Reputation: 137
I am trying to use the following regex code in my Ruby application to match HTTP links, but it generates invalid output, appending a period, sometimes a period and a word, behind the link which, when tested on the web, becomes invalid.
URL_PATTERN = Regexp.new %r{http://[\w/.%-]+}i
<input>.to_s.scan( URL_PATTERN ).uniq
Is there some problem with the above code for scanning the links?
Code from the app:
require 'bundler/setup'
require 'twitter'
RECORD_LIMIT = 100
URL_PATTERN = Regexp.new %r{http://[\w/.%-]+}i
def usage
warn "Usage: ruby #{File.basename $0} <hashtag>"
exit 64
end
# Ensure that the hashtag has a hash symbol. This makes the leading '#'
# optional, which avoids the need to quote or escape it on the command line.
def format_hashtag(hashtag)
(hashtag.scan(/^#/).empty?) ? "##{hashtag}" : hashtag
end
# Return a sorted list of unique URLs found in the list of tweets.
def uniq_urls(tweets)
tweets.map(&:text).grep( %r{http://}i ).to_s.scan( URL_PATTERN ).uniq
end
def search(hashtag)
Twitter.search(hashtag, rpp: RECORD_LIMIT, result_type: 'recent')
end
if __FILE__ == $0 usage unless ARGV.size >= 1
hashtag = format_hashtag(ARGV[0])
tweets = search(hashtag)
puts uniq_urls(tweets)
end
Upvotes: 0
Views: 416
Reputation: 160551
Rather than reinvent the wheel, why not use Ruby's URI.extract? It's bundled with Ruby.
From the documentation:
Synopsis URI::extract(str[, schemes][,&blk]) Args str String to extract URIs from. schemes Limit URI matching to a specific schemes.
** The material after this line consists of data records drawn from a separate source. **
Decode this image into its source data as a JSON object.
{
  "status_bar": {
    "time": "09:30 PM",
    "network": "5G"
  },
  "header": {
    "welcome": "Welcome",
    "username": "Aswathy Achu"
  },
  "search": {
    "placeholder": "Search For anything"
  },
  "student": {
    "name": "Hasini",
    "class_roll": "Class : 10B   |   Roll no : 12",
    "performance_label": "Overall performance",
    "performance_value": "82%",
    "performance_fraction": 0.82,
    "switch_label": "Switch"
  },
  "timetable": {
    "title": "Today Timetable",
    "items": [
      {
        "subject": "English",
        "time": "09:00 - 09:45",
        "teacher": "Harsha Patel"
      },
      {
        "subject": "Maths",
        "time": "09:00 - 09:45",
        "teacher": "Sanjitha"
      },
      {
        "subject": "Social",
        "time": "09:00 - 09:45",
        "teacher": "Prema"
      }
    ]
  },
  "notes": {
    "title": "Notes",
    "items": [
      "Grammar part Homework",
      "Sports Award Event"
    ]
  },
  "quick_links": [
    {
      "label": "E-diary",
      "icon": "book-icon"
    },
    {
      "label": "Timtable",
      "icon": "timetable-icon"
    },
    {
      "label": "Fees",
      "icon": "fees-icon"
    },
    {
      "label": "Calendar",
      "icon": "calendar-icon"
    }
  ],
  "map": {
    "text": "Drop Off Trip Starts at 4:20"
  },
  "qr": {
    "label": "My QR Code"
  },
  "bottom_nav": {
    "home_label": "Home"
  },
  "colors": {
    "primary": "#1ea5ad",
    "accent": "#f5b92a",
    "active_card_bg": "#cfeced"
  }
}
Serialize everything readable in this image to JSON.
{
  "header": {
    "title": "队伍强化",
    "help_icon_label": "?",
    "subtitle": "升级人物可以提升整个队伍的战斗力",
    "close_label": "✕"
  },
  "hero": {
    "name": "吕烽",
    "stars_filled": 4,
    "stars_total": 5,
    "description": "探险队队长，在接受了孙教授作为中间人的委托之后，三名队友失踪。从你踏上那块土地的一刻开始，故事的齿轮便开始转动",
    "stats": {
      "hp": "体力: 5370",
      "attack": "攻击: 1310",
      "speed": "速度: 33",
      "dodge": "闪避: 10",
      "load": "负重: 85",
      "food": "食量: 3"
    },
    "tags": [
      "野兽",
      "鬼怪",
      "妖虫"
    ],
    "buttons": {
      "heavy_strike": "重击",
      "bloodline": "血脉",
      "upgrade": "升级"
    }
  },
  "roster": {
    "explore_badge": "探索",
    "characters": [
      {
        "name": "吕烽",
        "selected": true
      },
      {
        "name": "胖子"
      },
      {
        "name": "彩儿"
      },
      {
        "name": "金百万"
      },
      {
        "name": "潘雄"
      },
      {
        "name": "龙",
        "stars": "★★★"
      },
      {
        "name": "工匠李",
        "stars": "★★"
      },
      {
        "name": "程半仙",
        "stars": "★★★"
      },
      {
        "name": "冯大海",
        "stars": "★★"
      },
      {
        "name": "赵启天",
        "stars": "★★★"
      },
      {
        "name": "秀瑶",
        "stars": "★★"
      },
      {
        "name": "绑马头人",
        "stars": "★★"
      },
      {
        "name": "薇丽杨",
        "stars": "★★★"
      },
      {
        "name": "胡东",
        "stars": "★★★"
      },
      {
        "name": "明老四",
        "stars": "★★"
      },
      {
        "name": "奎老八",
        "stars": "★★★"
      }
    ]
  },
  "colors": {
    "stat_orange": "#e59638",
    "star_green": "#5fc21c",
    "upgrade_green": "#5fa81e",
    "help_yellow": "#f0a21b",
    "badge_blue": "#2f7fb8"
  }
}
Description Extracts URIs from a string. If block given, iterates through all matched URIs. Returns nil if block given or array with matches. Usage require "uri" URI.extract("text here http://foo.example.org/bla and here mailto:[email protected] and here also.") # => ["http://foo.example.com/bla", "mailto:[email protected]"]
If you only want HTTP URLs:
[3] (pry) main: 0> URI.extract("text here http://foo.example.org/bla and here mailto:[email protected] and here also.", %w[http]) => ["http://foo.example.org/bla"]
Upvotes: 1
Reputation: 3413
The problem is that your regex will include a trailing period, as you are indiscriminately checking for an arbitrary sequence of word characters, slashes, percent signs, hyphens (aka “minus”) and periods. This will catch a trailing period that is in fact punctuation when the URL is at the end of a sentence, and, if people omit the space following the period, anything after that – as CodeGnome correctly stated. You can partly alleviate this issue by excluding trailing punctuation like this (note this will still catch punctuation directly followed by non-URL stuff):
http://\w+(?:[./%-]\w+)+$
However, this will still miss a large proportion of existing URLs and catch a lot of invalid stuff: URLs are quite complex beasts. If you want a perfect match, John Gruber posted a regex that matches about anything that is used as a URL today, not just http(s) ones. For a closer match of a large crop of web-only URLs, including the HTTPS variant, making sure you have a well formed domain at the start, and catching queries and fragment identifiers, the regex should look something like this:
https?://[\w-]+(?:\.[\w-]+)+(?:/[\w-]+)*(?:(?:[./%?=&#-]\w+)+)?
– this will still catch invalid stuff, and exclude quite some existing URLs (and an even larger proportion of valid URLs – see the RFC I linked to above), but it will get you closer.
Upvotes: 1
Reputation: 84343
People post bad links all the time. Links are also subject to bit-rot.
Have you verified the Tweets manually? Are you sure that the original Tweet doesn't contain a malformed URL? If someone posts:
http://foo.Any more toast?
then you're certainly going to get an invalid result because the regex requires whitespace around the URL. If you want to prune invalid results, then you will need to use a link-checker that can handle redirects to validate each link you find.
The code you're posting is mine, from CodeGnome/twitter_url_extractor. I deliberately left out link-checking, because I was interested in extracting URLs, not validating them.
"It works for me; your mileage may vary."℠
Upvotes: 3